El reinado de Rotario (615), en el que el reino se engrandeció y sometió a duques poderosos, se distinguió por la promulgación del Edicto de Rotario (643), que abarcaba la ley penal y privada y por vez primera perfeccionó la ley escrita. Aunque era bárbaro en su forma era humano en sustancia, asegurando la protección de los pobres. Todavía más humanas y equitativas fueron las leyes de Liutprando (712-744), bajo quien el reino alcanzó su mayor prosperidad. Mitigó la esclavitud y combatió los abusos, tales como una prematura abjuración de los votos monásticos y duelos. Su piedad se manifestó en la construcción de muchas iglesias y en reverencia a los papas, aunque éstos resistieron sus esfuerzos para la unidad de Italia, que la fusión de romanos y lombardos, ya iniciada, consumaría. Tras reiteradas amenazas de Roma (bajo Gregorio II y Gregorio III), el papa Zacarías hizo la paz con él (743), recuperando parcialmente algunas de las conquistas lombardas; igualmente de su sucesor, Ratchis (744-749), quien era amistoso hacia los romanos, consiguió que pusiera fin al sitio de Perugia. Ratchis fue sucedido por su aguerrido hermano Astolfo, cuya reanudación de los amenazantes proyectos de unidad impulsaron al papa Esteban II a una alianza con el franco Pipino. En el curso de dos campañas (754 y 756) Pipino conquistó la capital, obligó a Astolfo a pagar tributo, jurar fidelidad y someter el exarcado de Rávena, Emilia y Pentápolis y lugares todavía no cedidos, propiciando de esta manera el fundamento para el dominio temporal de los papas. El sucesor de Astolfo, Desiderio (756-774), al principio se acomodó al papa y a los gobernantes francos, pero una vez que se sintió fuerte rompió con Adriano I y Carlomagno. En 774 Carlomagno derrotó a Desiderio y lo encerró en un claustro, confiscó el reino y se llamó a sí mismo rey de los francos y lombardos. De este modo la gran unidad de Italia y la soberanía sobre Roma fue consumada por un rey franco, en lugar de por un rey lombardo. Sin embargo, el conquistador, así como su hijo Pipino, gobernador y rey de los lombardos, todavía tuvieron que pasar por varios momentos conflictivos con los parientes de Desiderio, los duques de Friuli y Benevento. El primero obtuvo reconocimiento de sus posesiones lombardas por medio de Bizancio.

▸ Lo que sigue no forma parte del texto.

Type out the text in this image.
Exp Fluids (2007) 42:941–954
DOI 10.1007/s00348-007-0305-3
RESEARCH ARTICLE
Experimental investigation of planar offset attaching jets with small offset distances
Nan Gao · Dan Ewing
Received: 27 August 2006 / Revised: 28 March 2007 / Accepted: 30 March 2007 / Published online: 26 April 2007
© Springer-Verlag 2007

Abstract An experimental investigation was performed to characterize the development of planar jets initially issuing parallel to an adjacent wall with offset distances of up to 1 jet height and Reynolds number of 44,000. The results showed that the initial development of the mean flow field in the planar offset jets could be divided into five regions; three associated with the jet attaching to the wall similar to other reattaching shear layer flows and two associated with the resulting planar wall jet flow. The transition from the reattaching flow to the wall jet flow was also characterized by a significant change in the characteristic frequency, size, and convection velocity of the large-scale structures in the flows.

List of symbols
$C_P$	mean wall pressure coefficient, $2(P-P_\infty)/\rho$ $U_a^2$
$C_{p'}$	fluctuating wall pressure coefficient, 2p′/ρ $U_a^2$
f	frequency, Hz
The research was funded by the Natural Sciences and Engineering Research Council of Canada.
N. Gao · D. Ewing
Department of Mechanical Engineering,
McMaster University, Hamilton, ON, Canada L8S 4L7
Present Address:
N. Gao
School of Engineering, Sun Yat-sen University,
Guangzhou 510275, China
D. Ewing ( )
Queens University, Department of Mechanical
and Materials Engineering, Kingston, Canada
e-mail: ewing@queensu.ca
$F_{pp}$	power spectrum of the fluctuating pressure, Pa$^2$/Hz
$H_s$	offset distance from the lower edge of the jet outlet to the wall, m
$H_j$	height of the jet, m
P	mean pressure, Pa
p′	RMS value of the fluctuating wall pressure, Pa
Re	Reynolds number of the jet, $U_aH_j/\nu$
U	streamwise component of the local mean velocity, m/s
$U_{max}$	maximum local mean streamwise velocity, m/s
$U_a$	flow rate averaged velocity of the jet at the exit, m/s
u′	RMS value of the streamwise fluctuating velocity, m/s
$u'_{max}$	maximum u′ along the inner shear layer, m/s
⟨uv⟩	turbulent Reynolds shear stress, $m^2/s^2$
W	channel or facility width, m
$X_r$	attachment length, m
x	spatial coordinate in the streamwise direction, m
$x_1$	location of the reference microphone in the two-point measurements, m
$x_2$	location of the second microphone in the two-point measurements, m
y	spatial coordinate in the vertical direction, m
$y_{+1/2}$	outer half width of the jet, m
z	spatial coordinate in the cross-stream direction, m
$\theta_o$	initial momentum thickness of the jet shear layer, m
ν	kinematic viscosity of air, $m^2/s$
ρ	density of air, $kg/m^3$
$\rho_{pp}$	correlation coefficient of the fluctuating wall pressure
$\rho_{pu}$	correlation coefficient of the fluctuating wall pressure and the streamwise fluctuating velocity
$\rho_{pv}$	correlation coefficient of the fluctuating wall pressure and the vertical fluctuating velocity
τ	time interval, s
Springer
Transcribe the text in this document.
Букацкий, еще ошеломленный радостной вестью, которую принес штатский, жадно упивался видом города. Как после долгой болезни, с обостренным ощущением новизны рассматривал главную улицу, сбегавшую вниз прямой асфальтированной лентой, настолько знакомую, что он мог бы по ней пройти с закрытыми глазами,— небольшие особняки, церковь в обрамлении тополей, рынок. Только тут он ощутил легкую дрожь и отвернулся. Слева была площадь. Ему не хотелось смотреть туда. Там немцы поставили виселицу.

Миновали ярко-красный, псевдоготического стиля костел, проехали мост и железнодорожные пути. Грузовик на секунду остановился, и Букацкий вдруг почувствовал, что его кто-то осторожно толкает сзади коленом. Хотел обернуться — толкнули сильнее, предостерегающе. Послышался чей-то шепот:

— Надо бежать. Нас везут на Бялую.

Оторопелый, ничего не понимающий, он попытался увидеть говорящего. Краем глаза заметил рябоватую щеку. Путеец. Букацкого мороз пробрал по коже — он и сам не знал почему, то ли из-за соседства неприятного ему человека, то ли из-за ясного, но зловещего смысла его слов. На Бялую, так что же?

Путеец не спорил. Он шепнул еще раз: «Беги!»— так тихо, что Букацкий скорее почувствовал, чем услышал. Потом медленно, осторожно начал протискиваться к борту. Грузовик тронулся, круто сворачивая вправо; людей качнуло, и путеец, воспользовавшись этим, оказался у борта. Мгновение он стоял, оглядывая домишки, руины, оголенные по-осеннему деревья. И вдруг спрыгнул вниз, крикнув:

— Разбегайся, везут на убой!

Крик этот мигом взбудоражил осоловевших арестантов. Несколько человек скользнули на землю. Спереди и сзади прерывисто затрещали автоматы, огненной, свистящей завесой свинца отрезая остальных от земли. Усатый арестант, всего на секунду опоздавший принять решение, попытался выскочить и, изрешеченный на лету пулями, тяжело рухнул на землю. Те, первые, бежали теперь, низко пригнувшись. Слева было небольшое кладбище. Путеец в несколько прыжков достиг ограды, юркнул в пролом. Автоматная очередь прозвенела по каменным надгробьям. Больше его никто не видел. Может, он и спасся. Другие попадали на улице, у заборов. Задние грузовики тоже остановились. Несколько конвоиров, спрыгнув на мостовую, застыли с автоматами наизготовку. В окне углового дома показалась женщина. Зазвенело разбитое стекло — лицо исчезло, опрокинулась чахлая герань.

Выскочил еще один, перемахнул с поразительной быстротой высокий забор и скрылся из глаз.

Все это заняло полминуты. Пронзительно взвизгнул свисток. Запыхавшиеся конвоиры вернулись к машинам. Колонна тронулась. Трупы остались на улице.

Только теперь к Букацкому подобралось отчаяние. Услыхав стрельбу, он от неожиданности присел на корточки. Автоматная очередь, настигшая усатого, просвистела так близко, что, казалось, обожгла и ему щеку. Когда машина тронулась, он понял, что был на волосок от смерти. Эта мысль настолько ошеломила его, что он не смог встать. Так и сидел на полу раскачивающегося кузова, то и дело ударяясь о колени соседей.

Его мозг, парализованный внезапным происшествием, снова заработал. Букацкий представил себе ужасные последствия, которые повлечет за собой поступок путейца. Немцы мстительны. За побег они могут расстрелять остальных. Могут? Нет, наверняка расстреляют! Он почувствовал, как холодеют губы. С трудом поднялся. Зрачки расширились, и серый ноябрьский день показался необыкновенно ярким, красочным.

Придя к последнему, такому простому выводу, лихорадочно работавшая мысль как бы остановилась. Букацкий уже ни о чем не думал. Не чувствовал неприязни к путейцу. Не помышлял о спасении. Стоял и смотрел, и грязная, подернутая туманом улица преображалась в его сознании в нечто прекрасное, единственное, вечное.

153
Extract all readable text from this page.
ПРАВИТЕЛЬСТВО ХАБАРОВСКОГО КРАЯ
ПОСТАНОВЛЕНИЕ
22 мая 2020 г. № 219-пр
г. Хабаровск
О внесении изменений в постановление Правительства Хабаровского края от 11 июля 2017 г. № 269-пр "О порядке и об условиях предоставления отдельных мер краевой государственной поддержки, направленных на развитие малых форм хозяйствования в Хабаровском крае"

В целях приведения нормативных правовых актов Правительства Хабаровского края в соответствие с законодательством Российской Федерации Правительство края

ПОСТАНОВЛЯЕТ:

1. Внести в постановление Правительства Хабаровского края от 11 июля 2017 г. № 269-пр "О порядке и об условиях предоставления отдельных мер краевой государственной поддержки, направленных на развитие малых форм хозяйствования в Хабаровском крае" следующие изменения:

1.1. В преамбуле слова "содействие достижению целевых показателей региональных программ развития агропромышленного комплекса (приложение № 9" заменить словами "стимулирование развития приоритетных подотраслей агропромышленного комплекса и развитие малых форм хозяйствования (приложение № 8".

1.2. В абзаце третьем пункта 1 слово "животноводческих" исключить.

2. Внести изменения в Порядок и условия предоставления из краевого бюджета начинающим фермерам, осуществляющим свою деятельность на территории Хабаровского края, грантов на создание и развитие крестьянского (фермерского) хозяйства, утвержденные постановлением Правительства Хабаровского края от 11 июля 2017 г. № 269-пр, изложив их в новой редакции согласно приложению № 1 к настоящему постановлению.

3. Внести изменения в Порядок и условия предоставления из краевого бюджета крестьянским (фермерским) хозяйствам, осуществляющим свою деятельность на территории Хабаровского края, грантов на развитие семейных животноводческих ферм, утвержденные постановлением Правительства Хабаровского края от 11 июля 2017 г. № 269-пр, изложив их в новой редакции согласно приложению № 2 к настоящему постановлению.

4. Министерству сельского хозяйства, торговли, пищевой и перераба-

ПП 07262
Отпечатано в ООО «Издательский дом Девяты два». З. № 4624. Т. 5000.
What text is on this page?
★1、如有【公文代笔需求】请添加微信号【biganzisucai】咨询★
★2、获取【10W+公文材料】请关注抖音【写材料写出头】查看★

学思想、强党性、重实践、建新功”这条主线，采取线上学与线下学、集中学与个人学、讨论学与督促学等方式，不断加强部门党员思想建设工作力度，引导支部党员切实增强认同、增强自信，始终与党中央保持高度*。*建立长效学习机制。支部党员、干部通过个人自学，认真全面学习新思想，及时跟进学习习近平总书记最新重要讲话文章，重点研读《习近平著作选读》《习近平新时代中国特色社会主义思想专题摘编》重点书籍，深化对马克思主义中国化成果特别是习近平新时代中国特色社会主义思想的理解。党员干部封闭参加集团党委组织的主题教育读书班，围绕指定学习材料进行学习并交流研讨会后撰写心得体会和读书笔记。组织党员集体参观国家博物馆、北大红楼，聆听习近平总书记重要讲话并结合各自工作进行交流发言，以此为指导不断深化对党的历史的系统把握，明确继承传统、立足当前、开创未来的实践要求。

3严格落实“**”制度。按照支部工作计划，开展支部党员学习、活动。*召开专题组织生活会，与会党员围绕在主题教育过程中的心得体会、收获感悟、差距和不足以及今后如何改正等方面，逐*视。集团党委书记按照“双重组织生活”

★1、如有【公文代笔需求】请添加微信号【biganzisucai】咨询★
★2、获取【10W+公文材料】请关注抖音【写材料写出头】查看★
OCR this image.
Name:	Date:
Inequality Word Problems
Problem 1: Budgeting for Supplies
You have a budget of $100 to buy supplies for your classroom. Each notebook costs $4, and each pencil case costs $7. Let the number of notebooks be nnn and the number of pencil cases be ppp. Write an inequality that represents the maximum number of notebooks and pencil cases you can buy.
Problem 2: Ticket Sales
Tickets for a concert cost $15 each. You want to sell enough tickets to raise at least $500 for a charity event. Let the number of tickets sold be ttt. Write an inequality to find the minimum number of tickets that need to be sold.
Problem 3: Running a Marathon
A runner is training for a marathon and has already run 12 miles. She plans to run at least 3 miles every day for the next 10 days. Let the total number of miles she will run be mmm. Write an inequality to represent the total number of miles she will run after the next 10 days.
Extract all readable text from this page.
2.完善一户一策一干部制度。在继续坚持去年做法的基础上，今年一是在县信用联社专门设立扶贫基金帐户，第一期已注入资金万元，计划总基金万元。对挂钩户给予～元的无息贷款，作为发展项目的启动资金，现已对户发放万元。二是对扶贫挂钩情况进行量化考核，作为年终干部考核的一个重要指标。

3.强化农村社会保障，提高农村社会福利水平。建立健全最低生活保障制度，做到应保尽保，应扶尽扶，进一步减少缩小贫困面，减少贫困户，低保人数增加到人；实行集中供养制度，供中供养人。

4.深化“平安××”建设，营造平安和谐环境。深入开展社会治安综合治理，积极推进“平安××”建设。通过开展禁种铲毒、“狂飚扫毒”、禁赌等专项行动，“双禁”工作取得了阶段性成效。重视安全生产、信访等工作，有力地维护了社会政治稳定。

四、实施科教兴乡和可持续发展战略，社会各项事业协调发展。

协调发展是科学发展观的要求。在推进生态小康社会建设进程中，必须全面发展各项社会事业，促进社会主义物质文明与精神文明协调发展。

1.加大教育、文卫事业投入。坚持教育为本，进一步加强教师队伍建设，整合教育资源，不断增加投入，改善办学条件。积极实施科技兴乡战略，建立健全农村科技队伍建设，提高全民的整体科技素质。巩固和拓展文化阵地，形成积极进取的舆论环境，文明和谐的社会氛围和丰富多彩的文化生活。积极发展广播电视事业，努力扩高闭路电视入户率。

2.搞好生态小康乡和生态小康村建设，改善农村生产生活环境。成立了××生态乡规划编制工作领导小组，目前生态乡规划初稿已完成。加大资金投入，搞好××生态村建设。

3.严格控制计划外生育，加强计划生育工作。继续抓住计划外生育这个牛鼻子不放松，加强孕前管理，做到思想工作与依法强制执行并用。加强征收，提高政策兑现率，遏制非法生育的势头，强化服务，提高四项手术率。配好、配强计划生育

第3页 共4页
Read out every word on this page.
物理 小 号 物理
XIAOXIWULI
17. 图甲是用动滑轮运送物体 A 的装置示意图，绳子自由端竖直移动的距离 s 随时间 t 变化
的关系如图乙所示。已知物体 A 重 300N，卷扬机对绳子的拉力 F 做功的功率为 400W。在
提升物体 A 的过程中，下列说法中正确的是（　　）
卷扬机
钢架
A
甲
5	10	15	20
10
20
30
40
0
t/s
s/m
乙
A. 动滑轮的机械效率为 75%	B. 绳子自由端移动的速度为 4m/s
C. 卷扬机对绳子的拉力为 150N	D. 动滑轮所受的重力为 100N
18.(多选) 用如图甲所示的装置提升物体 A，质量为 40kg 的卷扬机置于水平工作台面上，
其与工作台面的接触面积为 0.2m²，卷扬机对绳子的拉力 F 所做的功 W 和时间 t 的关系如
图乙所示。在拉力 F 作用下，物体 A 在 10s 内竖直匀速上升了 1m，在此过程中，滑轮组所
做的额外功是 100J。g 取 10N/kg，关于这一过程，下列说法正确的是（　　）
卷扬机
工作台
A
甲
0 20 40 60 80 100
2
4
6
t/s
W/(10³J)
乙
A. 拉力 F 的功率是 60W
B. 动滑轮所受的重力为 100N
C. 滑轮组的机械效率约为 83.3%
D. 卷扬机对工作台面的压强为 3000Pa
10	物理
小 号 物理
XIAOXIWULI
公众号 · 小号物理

El siguiente texto de Pablo Diácono describe el arrianismo de Rotario:

'[a. 635] Arioldo, después de haber ejercido el mando sobre los lombardos durante doce años, fue sustraído a esta luz. Asume ahora el reino de los lombardos Rotario, arodo de estirpe. Fue hombre de gran fuerza y seguía la senda de la justicia, pero todavía no caminó por la recta vía de la fe cristiana, porque se manchó con la perfidia de la herejía arriana. Los arrianos por su perdición sostienen que el Hijo es menor que el Padre, y que el Espíritu Santo es menor tanto del Padre como del Hijo; nosotros los católicos, sin embargo, creemos que el Padre, el Hijo y el Espíritu Santo, único Dios verdadero en tres personas, son de igual potestad y de pareja gloria. En tiempos de este rey en casi todas las ciudades del reino había dos obispos, uno católico y otro arriano. Aún hoy en Pavía se ve dónde estaba el bautisterio del obispo arriano, que residía en la basílica de San Eusebio, mientras a la cabeza de la Iglesia católica estaba otro obispo. Sin embargo, un obispo arriano, que hubo en aquella ciudad, de nombre Anastasio, se convirtió a la fe católica y dirigió después la Iglesia de Cristo [noviembre de 643]. El rey Rotario reunió y ordenó por escrito las leyes de los lombardos, que se conservaban sólo en la memoria y en el uso, y quiso que aquella recopilación fuese llamada Edicto. Era el septuagésimo séptimo año de la llegada de los lombardos a Italia, como el mismo rey atestigua en el prólogo de su edicto.'
(Pablo Diácono, Historia Langobardorum IV,42. Ed. de S. Gasparri y A. Zanella, Paolo Diacono. Storia dei Longobardi, Milano, Skira, 2000, páginas 138-139).